L’Hypersexualisation de la société
par Kookaburra
jeudi 20 juin 2013
Les références à la sexualité deviennent omniprésentes dans l’espace public : à la télévision, à la radio, sur internet, dans la presse. Dans la publicité et dans les magazines l’allusion à la sexualité et l’apparence sexy sont prédominantes. Les produits offerts aux petites filles - les poupées fortement sexualisées, le maquillage et les vêtements sexy - encouragent l’érotisation de l’enfance, ce qui n’est peut-être pas totalement étranger au phénomène de l’augmentation de la pédophilie..
Dès leur plus jeune âge, la société enseigne aux filles et aux garçons des attitudes et des comportements sexués. On perce les oreilles des petites filles, on les habille de petites robes sexy, on leur met du brillant à lèvres, et on leur lit des histoires de princesses et princes charmants. On leur propose des poupées Barbie avec un string comme sous-vêtement. Adolescentes, leurs magazines préférées les invitent à utiliser leur apparence physique et la sexualité pour plaire et être reconnues. Elles grandissent alors dans un environnement culturel qui est incrusté de messages à caractère sexuel. Au lycée on voit des filles arriver nombril à l’air, jean au niveau du pubis. L’accroissement du nombre de viols, ne serait-il lié à cet hyper-sexualisation ?
L’hyper-sexualisation exerce aussi une forte pression sur les adultes. Les femmes sont particulièrement visées et exploitées par l’industrie de la beauté qui leur propose les remèdes et régimes miracles pour demeurer jeune et sexy, comme si c’était là leurs seules valeurs. Les images provocantes de femmes nues ou légèrement vêtues sont particulièrement abondantes dans la publicité. Les femmes deviennent ainsi des objets sexuels.

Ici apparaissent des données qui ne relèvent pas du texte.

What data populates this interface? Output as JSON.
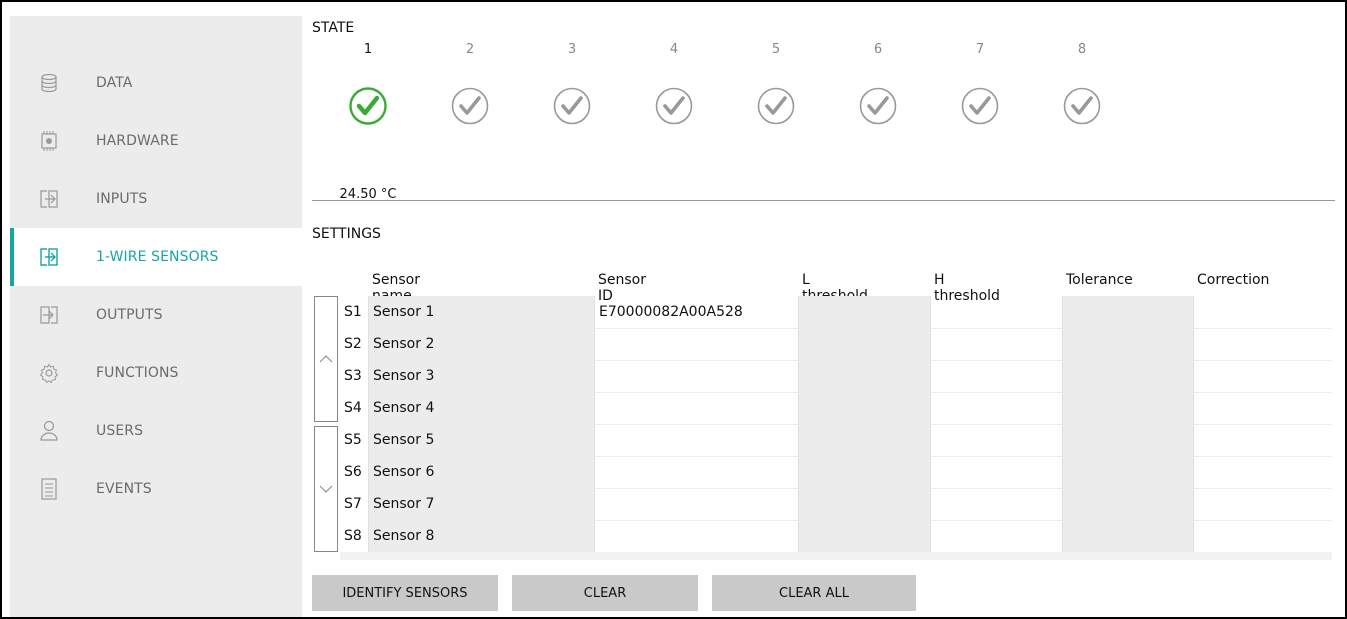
{
  "sidebar": {
    "items": [
      {
        "label": "DATA",
        "icon": "database-icon"
      },
      {
        "label": "HARDWARE",
        "icon": "chip-icon"
      },
      {
        "label": "INPUTS",
        "icon": "input-icon"
      },
      {
        "label": "1-WIRE SENSORS",
        "icon": "sensor-icon",
        "active": true
      },
      {
        "label": "OUTPUTS",
        "icon": "output-icon"
      },
      {
        "label": "FUNCTIONS",
        "icon": "gear-icon"
      },
      {
        "label": "USERS",
        "icon": "user-icon"
      },
      {
        "label": "EVENTS",
        "icon": "list-icon"
      }
    ],
    "accent_color": "#1aa6a0"
  },
  "state": {
    "title": "STATE",
    "sensors": [
      {
        "num": "1",
        "status": "active",
        "temp": "24.50 °C"
      },
      {
        "num": "2",
        "status": "inactive"
      },
      {
        "num": "3",
        "status": "inactive"
      },
      {
        "num": "4",
        "status": "inactive"
      },
      {
        "num": "5",
        "status": "inactive"
      },
      {
        "num": "6",
        "status": "inactive"
      },
      {
        "num": "7",
        "status": "inactive"
      },
      {
        "num": "8",
        "status": "inactive"
      }
    ],
    "active_color": "#3aa935"
  },
  "settings": {
    "title": "SETTINGS",
    "columns": [
      "Sensor name",
      "Sensor ID",
      "L threshold",
      "H threshold",
      "Tolerance",
      "Correction"
    ],
    "rows": [
      {
        "idx": "S1",
        "name": "Sensor 1",
        "id": "E70000082A00A528"
      },
      {
        "idx": "S2",
        "name": "Sensor 2",
        "id": ""
      },
      {
        "idx": "S3",
        "name": "Sensor 3",
        "id": ""
      },
      {
        "idx": "S4",
        "name": "Sensor 4",
        "id": ""
      },
      {
        "idx": "S5",
        "name": "Sensor 5",
        "id": ""
      },
      {
        "idx": "S6",
        "name": "Sensor 6",
        "id": ""
      },
      {
        "idx": "S7",
        "name": "Sensor 7",
        "id": ""
      },
      {
        "idx": "S8",
        "name": "Sensor 8",
        "id": ""
      }
    ]
  },
  "buttons": {
    "identify": "IDENTIFY SENSORS",
    "clear": "CLEAR",
    "clear_all": "CLEAR ALL"
  }
}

La publicité, la télévision, le cinéma et les nouveaux médias influencent significativement notre perception de la sexualité et des relations entre les sexes. Nous reproduisons, souvent sans nous en rendre compte, les attitudes et les comportements présentés par ces médias. Ceux-ci nous enseignent indirectement quel est notre rôle dans une relation de couple, comment une femme ou un homme « normal » doit se comporter, comment être sexuellement attirant, etc. Ceci a pour résultat de banaliser la sexualité et de la ramener au rang de produit de consommation. Plus inquiétant, l’association entre le sexe et la violence est très fréquente dans ces productions. L’agression sexuelle, le harcèlement et la violence y sont souvent présentés comme des manifestations de la passion amoureuse.
Avec la marchandisation du corps de la femme, la sexualité est de plus en plus inspirée de la pornographie. L’utilisation du corps des femmes, des filles et aussi des hommes, comme marchandise, que ce soit dans la vente de produits de vacances, des automobiles, des parfums ou même des boissons gazeuses, est inspirée ouvertement de la pornographie. Qu’il soit question de la mode ou des publicités, les femmes sont vues comme disposées, disponibles, et prêtes à être l’objet de fantasmes. L’image de la femme est présentée sous l’angle d’un fantasme masculin. Le lien entre la pornographie et la violence sexuelle a fait l’objet de débats vigoureux pendant des années, et l’évidence d’un lien de causalité entre les deux est forte. On pense qu’à cause de leurs propriétés excitantes, les stimuli érotiques peuvent avoir des effets favorisant l’agressivité.
Notre société est parfois bien paradoxale. Elle condamne, à juste raison, la pédophilie qui utilise le corps de l’enfant, pour assouvir des pulsions adultes, et, en même temps, la publicité et les médias n’hésitent pas à exposer ce même corps dans des postures lascives ou provocatrices qui relèvent de la sexualité des adultes. Cela concerne tout particulièrement les petites filles dont l’apparence voulue est parfois très tôt sexualisée.
Il n’y a pas si longtemps, les enfants jouait au papa et à la maman. Aujourd’hui, on joue aux femmes fatales à 8 ans. Ces jeunes filles et garçons sont le reflet de nos sociétés, cultures et civilisations qui elles, les hypersexualisent, comme elles sexualisent et hypersexualisent tout. Ils sont notre miroir.